Lisa Mandel – Il y a deux ans, j’ai été invitée à un colloque sur la sociologie et la BD. En discutant avec les sociologues, je me suis aperçue que leurs sujets de recherche étaient super intéressants, qu’on avait là un trésor. Avec la sociologue Yasmine Bouagga, on a donc décidé de monter cette collection de « mariages arrangés » entre un sociologue et un auteur de BD. L’idée n’est pas de vulgariser un travail de recherche, ni de simplifier un propos scientifique pour le rendre accessible au grand public mais bien de créer une fiction à partir d’une enquête de terrain.
Avant de te lancer dans cette aventure, étais-tu une fervente lectrice de sciences sociales ?
Lisa Mandel – Pas du tout. J’ai un parcours technologique, je n’ai jamais fait de sciences humaines dans ma scolarité. Néanmoins, j’adorais la BD documentaire ou réaliste comme celle d’Emmanuel Guibert ou les films de Depardon.
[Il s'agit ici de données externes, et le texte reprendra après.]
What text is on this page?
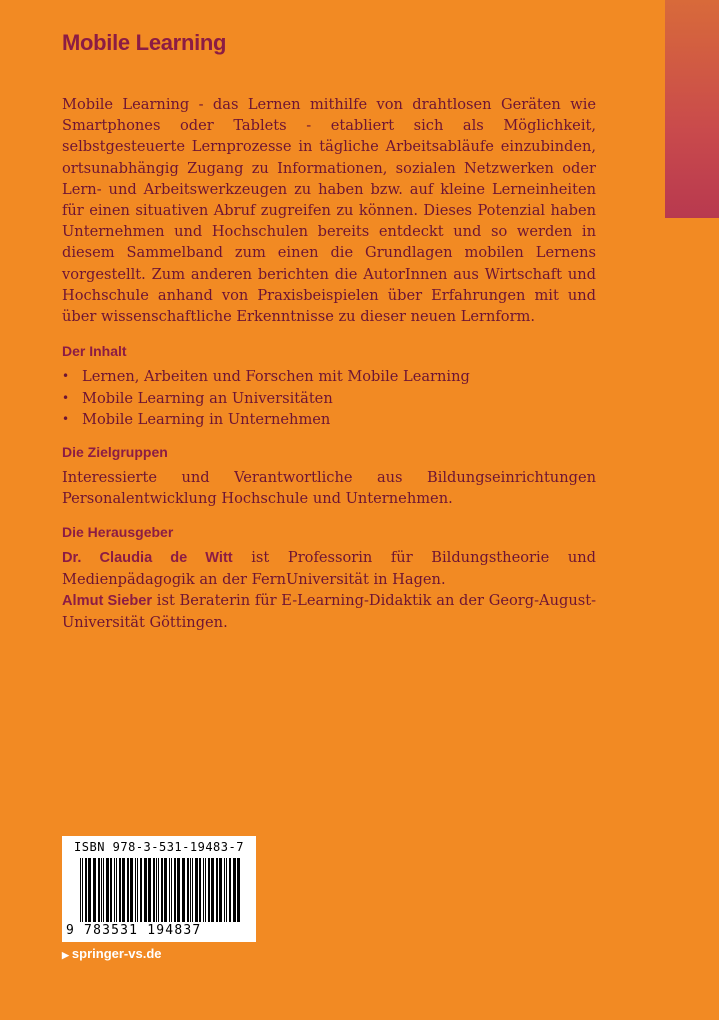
Mobile Learning

Mobile Learning - das Lernen mithilfe von drahtlosen Geräten wie Smartphones oder Tablets - etabliert sich als Möglichkeit, selbstgesteuerte Lernprozesse in tägliche Arbeitsabläufe einzubinden, ortsunabhängig Zugang zu Informationen, sozialen Netzwerken oder Lern- und Arbeitswerkzeugen zu haben bzw. auf kleine Lerneinheiten für einen situativen Abruf zugreifen zu können. Dieses Potenzial haben Unternehmen und Hochschulen bereits entdeckt und so werden in diesem Sammelband zum einen die Grundlagen mobilen Lernens vorgestellt. Zum anderen berichten die AutorInnen aus Wirtschaft und Hochschule anhand von Praxisbeispielen über Erfahrungen mit und über wissenschaftliche Erkenntnisse zu dieser neuen Lernform.

Der Inhalt
• Lernen, Arbeiten und Forschen mit Mobile Learning
• Mobile Learning an Universitäten
• Mobile Learning in Unternehmen
Die Zielgruppen

Interessierte und Verantwortliche aus Bildungseinrichtungen Personalentwicklung Hochschule und Unternehmen.

Die Herausgeber

Dr. Claudia de Witt ist Professorin für Bildungstheorie und Medienpädagogik an der FernUniversität in Hagen.

Almut Sieber ist Beraterin für E-Learning-Didaktik an der Georg-August-Universität Göttingen.

ISBN 978-3-531-19483-7
9 783531 194837
▶ springer-vs.de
Et toi Mathieu, tu es un lecteur de BD ?
Mathieu Trachman – Plus jeune, j’en ai lu beaucoup. Aujourd’hui, je lis des BD plus intellos comme Fun Home d’Alison Bechdel ou Black Hole de Burns, mais aussi des choses qui traitent de genre et de sexualité, comme le travail de Riad Sattouf. J’aime bien quand les dessins expriment immédiatement choses difficiles à expliquer par ailleurs.
C’est ce qui t’as décidé à participer à ce projet de BD ?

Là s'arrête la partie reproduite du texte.